Aborder la question de la disponibilité de l’offre vivrière dans le Nord-Cameroun en général et celle destinée à la consommation urbaine en particulier s’est révélé être un exercice délicat, tant de nombreuses distorsions rendent difficile la mobilisation des données statistiques nécessaires et fiables. A partir des données géographiques et socio-économiques, l’analyse de l’environnement de production fournit des éléments d’appréciation des disponibilités théoriques. On remarque que l’accroissement de la production observé ces quinze dernières années malgré de nombreuses contraintes d’accès aux intrants agricoles n’a pas induit des modifications sur la structure annuelle de l’offre particulièrement dans les villes.
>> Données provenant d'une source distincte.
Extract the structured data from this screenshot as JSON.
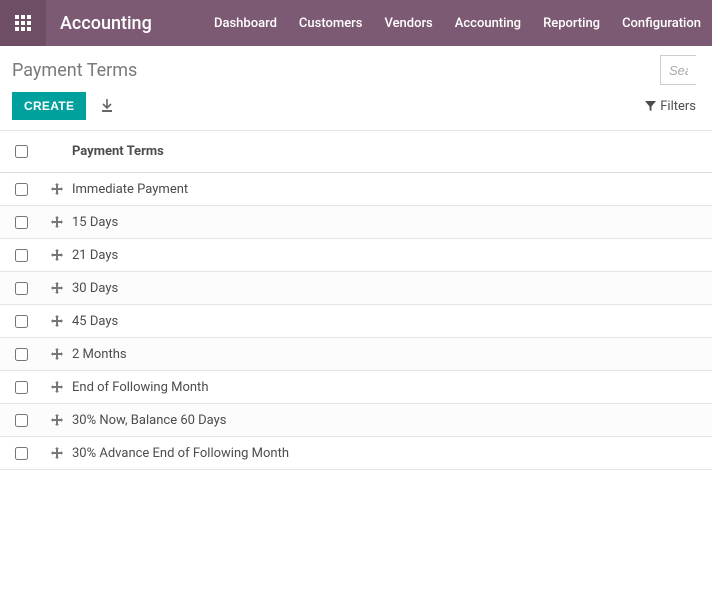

Il faut cependant craindre l’impact du changement climatique sur les systèmes de production, particulièrement sur des cultures écologiquement sensibles dont le maïs et le

sorgho de contre saison. Ces deux facteurs ont un rôle déterminant dans la disponibilité intra annuelle de l’offre vivrière régionale. La structuration annuelle en période d’abondance (ou normale) et de soudure pourrait traduire toute la difficulté à apporter des réponses à la demande et corrobore notre première hypothèse secondaire qui pose que l’offre vivrière est caractérisée par des irrégularités saisonnières récurrentes qui impactent sur les disponibilités quantitatives des ménages urbains.

Du point de vue de l’organisation et du fonctionnement des espaces marchands, la géographie des marchés ruraux du Nord-Cameroun montre à la fois une concentration dans les zones à forte densité humaine et à forte production agricole. En fonction des cultures dominantes de chaque terroir, on arrive ainsi à caractériser les marchés de production. Car en l’état actuel de leur organisation et fonctionnement on ne saurait parler de marchés spécialisés compte tenu de l’absence d’un cadre réglementaire adéquat. L’accessibilité reste un facteur déterminant dans la mise en connexion de la production et de la conommation urbaine. Et face à une demande croissante et diversifiée, les systèmes d’approvisionnement doivent être efficaces pour répondre aux attentes des consommateurs. Nous essayerons d’appréhender à partir de l’analyse de l’évolution de la demande urbaine comment fonctionnent ces systèmes.